Les colons de France venus à Montmartre étaient particulièrement mal préparés pour affronter l'hiver canadien. Durant l'hiver de 1893-1894, un des hommes de la première heure Louis Fombeur, fut surpris par la poudrerie en rase campagne, alors qu'il était parti chercher du fourrage en chariot à boeufs. Il eut la présence d'esprit de lâcher les rênes et de laisser les animaux trouver eux-mêmes le chemin du retour. Il parvint ainsi à regagner l'abri primitif où l'attendaient avec inquiétude son épouse et ses quatre enfants, mais il était à ce point gelé qu'il succomba bientôt à la pneumonie.
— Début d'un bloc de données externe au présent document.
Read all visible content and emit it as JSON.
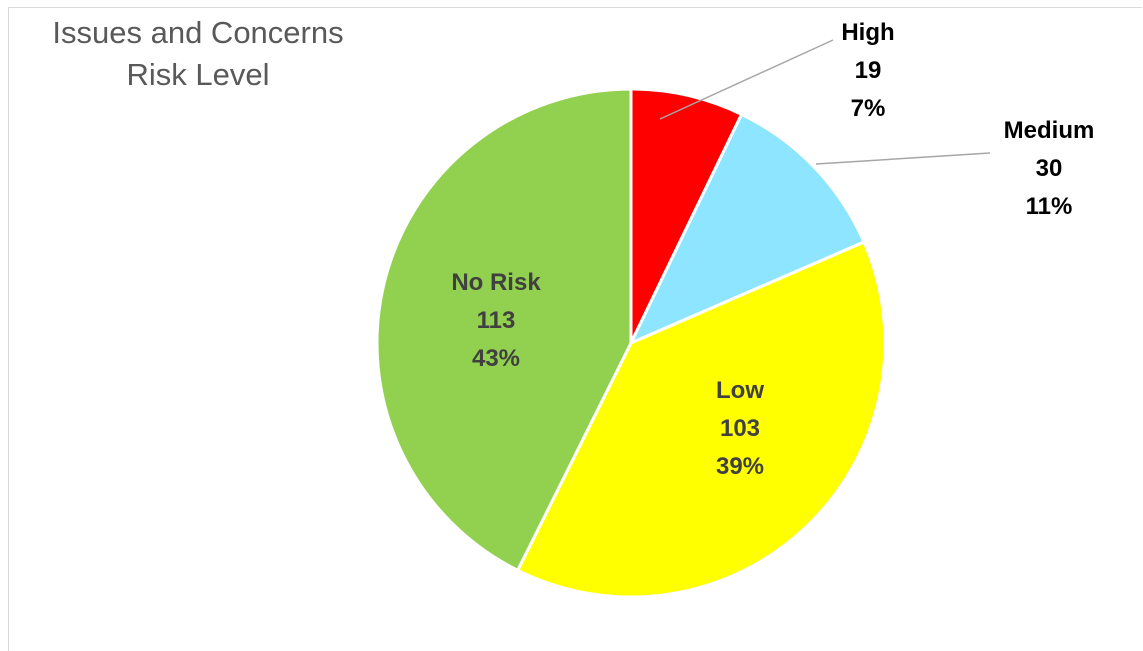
{
  "chart_data": {
    "type": "pie",
    "title_lines": [
      "Issues and Concerns",
      "Risk Level"
    ],
    "slices": [
      {
        "label": "High",
        "value": 19,
        "percent": "7%",
        "color": "#ff0000"
      },
      {
        "label": "Medium",
        "value": 30,
        "percent": "11%",
        "color": "#8ee5ff"
      },
      {
        "label": "Low",
        "value": 103,
        "percent": "39%",
        "color": "#ffff00"
      },
      {
        "label": "No Risk",
        "value": 113,
        "percent": "43%",
        "color": "#92d050"
      }
    ],
    "label_color_outside": "#000000",
    "label_color_inside": "#404040",
    "leader_line_color": "#a6a6a6"
  }
}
Ce fut le premier décès à la colonie de Montmartre.

À Val-Marie, si les hivers n'étaient pas aussi glaciaux que dans la plaine parce que les vents tièdes venus des Rocheuses adoucissaient l'air, les distances à parcourir étaient en revanche plus longues et les périls de la route aussi dangereux. L'aventure vécue par les frères Pinel, partis chercher leur courrier au bureau de poste le plus proche, Ponteix – à 60 kilomètres – aurait pu tourner au tragique:

«Les deux frères Pinel, en janvier 1911, revenant de Ponteix avec leur malle, furent surpris par une tempête à treize milles au sud. Le vent ayant changé de direction, ils s'égarèrent. Ils pensaient aller au sud et ils allaient vers l'ouest; ils marchèrent toute la nuit et ce n'est qu'à trois heures de l'après-midi que la tempête cessant, ils se retrouvèrent à quinze milles à l'ouest et durent passer la nuit dans la maison sans plancher de M. Filiatreault, à l'endroit même où se trouve la maison-chapelle actuelle. Cette maison n'était pas habitée, mais il y avait un poêle, quelques ustensiles de cuisine, des branches et une hache. Les frères Pinel avaient un peu de pain gelé et du café. Léon fit du feu toute la nuit, car il paraît qu'il était moins gelé que François, qui lui était devenu aveugle. Les forces commençaient à leur manquer. Heureusement, le lendemain, Léon put découvrir la maison de Louis Bailleul, qui était la seule habitée pour dix milles à la ronde. Il y avait donc deux jours que les frères Pinel marchaient sans avoir pu se réchauffer et manger. Là, ils se reposèrent quelques jours.»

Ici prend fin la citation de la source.